The light finally dawned. Norri said, "Sorry, we aren't looking for you."

A coppery Calafan woman came over, "Leave them alone," she said to the man, who blended back in the crowd, just another coppery bit in an endless stream of metallic tones.

"We are looking for two humans," Malcolm said.

"Ah," The woman said. A door appeared and she touched it.

A dream, it's just a dream, Norri said to herself.

The door, and the woman, disappeared, and they were left in a bare room with Lili and Doug.

Doug and Lili rushed over.

"Don't," Malcolm cried out, a little louder than he'd intended. He put his hand up reflexively.

"What? What's the matter?" asked Lili.

"He's in a lot of pain all the time," Norri explained, "So tread lightly."

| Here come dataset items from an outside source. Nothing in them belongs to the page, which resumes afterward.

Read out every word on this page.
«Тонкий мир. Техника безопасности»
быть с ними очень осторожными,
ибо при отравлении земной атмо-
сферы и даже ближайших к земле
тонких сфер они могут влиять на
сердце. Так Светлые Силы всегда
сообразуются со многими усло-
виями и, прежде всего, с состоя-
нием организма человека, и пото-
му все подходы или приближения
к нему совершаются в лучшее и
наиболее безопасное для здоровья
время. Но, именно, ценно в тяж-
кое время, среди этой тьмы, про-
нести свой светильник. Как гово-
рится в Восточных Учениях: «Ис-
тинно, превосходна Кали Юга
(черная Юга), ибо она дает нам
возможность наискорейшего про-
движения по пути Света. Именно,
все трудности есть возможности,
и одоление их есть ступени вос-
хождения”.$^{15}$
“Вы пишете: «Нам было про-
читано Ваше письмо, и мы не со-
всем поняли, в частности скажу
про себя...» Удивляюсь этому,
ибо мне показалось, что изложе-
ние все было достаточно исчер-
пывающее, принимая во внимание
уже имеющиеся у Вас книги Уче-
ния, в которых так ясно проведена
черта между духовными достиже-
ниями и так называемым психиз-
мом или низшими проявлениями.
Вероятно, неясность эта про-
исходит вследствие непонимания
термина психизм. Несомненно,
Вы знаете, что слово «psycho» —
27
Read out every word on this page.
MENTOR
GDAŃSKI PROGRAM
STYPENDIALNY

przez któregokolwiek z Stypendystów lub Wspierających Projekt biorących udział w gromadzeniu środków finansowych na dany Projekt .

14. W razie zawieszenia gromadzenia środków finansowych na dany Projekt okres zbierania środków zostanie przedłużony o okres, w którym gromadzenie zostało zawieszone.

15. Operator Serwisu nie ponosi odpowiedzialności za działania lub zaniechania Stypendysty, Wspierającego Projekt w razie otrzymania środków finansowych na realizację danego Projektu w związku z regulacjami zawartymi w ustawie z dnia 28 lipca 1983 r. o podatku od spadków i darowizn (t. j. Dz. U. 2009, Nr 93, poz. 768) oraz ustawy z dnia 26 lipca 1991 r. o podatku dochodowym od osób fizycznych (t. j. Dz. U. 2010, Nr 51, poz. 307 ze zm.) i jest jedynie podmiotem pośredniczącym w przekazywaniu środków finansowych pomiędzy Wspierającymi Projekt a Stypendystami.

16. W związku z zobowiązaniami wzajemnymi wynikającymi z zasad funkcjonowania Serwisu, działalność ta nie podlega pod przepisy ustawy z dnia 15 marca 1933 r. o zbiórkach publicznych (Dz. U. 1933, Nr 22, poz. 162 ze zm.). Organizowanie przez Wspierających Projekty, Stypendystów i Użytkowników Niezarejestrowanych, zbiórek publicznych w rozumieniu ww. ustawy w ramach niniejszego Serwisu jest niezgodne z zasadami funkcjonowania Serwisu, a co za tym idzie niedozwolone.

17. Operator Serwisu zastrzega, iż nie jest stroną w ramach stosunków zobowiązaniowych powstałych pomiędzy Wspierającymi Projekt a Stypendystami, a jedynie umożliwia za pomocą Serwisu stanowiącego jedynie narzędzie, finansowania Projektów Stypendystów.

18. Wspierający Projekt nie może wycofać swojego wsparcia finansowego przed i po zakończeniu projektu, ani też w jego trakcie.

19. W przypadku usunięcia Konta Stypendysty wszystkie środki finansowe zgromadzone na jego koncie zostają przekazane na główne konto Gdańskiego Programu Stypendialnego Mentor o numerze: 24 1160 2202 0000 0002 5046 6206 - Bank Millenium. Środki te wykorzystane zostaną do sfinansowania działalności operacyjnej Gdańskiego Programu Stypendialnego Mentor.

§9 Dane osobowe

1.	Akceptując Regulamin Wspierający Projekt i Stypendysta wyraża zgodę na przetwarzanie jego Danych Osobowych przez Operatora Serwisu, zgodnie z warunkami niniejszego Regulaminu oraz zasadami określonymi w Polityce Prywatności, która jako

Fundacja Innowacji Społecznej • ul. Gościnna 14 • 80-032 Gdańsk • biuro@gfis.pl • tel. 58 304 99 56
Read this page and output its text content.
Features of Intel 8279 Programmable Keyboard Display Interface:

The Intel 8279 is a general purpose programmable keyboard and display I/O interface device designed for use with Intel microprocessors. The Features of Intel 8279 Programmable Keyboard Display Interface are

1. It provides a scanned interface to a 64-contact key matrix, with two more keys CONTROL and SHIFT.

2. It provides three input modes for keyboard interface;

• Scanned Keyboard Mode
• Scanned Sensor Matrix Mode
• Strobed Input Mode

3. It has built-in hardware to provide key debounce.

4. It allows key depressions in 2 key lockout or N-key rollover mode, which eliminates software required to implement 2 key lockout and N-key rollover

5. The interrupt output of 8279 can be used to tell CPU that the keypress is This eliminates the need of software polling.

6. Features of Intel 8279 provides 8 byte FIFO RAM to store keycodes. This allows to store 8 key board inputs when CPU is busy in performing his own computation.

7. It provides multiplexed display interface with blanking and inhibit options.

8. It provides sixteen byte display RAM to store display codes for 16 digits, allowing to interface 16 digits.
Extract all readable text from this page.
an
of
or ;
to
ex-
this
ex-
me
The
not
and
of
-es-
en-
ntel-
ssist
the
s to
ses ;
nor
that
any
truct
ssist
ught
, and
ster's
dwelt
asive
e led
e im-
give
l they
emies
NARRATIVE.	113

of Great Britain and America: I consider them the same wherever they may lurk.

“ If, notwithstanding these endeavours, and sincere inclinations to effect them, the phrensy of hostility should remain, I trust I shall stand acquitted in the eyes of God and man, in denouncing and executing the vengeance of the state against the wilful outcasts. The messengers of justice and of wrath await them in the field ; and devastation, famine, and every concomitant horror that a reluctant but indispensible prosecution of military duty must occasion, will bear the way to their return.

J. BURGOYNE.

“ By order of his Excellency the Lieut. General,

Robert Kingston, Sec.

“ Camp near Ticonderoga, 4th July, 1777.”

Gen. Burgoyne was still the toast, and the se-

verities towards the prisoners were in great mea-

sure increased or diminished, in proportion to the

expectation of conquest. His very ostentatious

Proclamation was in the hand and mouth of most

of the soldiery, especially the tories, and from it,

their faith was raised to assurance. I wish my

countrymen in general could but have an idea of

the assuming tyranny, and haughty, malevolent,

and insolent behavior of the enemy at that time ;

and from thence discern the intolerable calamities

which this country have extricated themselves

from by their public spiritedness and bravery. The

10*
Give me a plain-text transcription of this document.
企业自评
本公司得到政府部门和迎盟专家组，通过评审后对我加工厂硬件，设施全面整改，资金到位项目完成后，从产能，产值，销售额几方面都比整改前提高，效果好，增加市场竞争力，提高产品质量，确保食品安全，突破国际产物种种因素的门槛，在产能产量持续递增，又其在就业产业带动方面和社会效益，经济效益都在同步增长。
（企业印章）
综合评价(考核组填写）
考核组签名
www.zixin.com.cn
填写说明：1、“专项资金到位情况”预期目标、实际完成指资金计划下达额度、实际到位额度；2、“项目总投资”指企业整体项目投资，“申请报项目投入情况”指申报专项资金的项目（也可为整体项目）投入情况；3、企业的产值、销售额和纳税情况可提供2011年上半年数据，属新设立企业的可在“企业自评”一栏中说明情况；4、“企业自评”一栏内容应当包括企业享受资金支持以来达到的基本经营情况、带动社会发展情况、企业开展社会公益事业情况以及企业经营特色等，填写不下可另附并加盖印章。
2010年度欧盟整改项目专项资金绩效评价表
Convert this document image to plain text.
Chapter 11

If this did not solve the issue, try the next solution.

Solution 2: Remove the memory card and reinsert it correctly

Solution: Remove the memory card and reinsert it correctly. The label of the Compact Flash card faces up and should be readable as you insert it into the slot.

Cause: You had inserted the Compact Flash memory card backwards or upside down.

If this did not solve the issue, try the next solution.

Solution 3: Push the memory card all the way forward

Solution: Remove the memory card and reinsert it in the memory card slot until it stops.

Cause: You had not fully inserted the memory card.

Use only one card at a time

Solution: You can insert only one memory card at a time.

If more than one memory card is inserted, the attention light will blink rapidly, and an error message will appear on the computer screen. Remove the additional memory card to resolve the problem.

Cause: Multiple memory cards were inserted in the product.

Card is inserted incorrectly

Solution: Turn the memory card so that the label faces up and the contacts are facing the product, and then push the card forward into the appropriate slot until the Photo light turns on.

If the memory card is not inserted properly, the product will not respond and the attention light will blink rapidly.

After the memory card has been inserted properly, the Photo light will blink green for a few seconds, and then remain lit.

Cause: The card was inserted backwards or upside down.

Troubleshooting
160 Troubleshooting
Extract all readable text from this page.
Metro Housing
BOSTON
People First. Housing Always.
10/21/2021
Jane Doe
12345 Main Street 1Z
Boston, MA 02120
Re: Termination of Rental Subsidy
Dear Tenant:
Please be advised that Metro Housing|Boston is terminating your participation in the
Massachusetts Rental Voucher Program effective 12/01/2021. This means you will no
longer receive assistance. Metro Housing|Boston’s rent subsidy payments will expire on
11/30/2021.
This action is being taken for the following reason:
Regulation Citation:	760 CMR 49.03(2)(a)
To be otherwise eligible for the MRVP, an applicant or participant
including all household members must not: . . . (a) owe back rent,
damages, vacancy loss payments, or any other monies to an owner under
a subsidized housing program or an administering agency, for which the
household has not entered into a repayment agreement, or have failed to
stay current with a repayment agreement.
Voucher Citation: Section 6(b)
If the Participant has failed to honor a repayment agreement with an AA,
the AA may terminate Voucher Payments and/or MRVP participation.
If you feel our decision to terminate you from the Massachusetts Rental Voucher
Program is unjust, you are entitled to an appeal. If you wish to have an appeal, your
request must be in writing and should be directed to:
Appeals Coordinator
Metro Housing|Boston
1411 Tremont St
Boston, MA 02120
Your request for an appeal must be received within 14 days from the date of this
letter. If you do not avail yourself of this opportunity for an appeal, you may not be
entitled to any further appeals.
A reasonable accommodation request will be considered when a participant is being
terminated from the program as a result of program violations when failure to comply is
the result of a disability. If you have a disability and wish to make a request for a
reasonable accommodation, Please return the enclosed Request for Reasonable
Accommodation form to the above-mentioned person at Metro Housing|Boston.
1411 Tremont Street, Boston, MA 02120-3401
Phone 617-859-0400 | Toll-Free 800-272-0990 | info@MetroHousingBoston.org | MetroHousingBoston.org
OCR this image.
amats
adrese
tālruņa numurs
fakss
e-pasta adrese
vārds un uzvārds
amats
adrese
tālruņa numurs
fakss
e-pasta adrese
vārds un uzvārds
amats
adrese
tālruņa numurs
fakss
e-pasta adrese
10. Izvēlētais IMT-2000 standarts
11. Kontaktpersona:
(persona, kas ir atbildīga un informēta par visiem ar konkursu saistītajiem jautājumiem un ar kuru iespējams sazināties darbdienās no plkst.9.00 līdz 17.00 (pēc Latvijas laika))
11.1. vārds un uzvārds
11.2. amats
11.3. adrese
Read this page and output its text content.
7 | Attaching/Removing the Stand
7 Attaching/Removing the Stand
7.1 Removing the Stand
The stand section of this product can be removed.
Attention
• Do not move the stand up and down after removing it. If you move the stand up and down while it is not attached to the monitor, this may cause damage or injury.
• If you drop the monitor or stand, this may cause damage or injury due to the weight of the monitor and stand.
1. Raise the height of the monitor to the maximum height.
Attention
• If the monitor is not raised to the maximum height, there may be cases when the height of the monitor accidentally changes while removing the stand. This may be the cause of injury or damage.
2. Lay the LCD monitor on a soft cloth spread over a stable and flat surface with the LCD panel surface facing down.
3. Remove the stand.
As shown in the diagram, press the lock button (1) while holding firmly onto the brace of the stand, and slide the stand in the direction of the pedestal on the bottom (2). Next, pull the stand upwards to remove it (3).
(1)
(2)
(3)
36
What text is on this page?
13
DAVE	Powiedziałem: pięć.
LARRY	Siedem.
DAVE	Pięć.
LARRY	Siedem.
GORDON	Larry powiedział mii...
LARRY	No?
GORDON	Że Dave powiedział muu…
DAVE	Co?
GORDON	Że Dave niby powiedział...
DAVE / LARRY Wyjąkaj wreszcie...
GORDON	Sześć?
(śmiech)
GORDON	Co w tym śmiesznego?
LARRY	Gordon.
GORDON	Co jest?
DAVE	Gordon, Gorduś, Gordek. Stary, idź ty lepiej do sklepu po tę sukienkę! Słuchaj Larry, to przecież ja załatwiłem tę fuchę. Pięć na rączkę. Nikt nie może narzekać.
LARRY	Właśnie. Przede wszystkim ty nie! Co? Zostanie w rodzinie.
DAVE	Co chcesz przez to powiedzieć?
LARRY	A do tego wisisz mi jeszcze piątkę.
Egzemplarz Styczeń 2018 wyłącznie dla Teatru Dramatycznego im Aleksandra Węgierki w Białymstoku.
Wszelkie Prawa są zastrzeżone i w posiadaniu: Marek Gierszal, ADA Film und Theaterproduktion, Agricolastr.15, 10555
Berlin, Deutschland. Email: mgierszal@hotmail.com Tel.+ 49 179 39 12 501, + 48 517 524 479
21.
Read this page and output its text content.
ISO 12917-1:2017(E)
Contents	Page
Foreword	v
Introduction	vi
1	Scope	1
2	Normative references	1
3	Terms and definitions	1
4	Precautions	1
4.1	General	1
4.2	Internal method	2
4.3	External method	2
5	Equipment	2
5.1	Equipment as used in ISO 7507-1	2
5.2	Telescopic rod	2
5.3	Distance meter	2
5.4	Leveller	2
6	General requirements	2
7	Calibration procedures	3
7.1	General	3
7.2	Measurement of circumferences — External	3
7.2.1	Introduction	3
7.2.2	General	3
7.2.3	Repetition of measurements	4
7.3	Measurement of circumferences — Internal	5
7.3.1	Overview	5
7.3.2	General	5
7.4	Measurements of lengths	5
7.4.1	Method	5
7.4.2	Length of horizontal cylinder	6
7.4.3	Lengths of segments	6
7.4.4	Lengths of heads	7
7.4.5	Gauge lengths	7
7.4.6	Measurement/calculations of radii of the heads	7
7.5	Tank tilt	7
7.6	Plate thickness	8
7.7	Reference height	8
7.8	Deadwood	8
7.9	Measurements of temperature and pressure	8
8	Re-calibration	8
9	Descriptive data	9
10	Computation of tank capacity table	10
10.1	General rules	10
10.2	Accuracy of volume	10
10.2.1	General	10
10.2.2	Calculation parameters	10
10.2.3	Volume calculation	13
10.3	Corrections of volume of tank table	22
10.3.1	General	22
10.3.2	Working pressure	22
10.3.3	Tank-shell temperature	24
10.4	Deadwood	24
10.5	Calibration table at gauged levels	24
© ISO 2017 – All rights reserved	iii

"I see," Lili said, "It's still good to see you," she smiled tentatively. He looked so much older.

"Where's Melissa?" Doug asked.


José Torres sat in the command chair on theISS Luna and smiled a little to himself.

The Luna was a small vessel and he was not happy that it had no real weapons to speak of. It was good for little more than scouting, which had been its original purpose. But at least it was his. It would be able to ram through a far smaller gap between the universes than the Defiant would require and, perhaps, would be able to make the passageway larger, so that the Defiant herself could finally come through. It lazily orbited the rock below – what was its name again? – Lafa II.

He surveyed his crew, such as they were. Hodgkins was piloting. Someone else – Curtis? – was manning the meager communications station. It was a total of eighteen men, mostly from Security. Miller and Rosen had reported but he hadn't needed them. No sense in sharing the glory with more people than necessary. And he was particularly glad to be rid of Thomas Sato.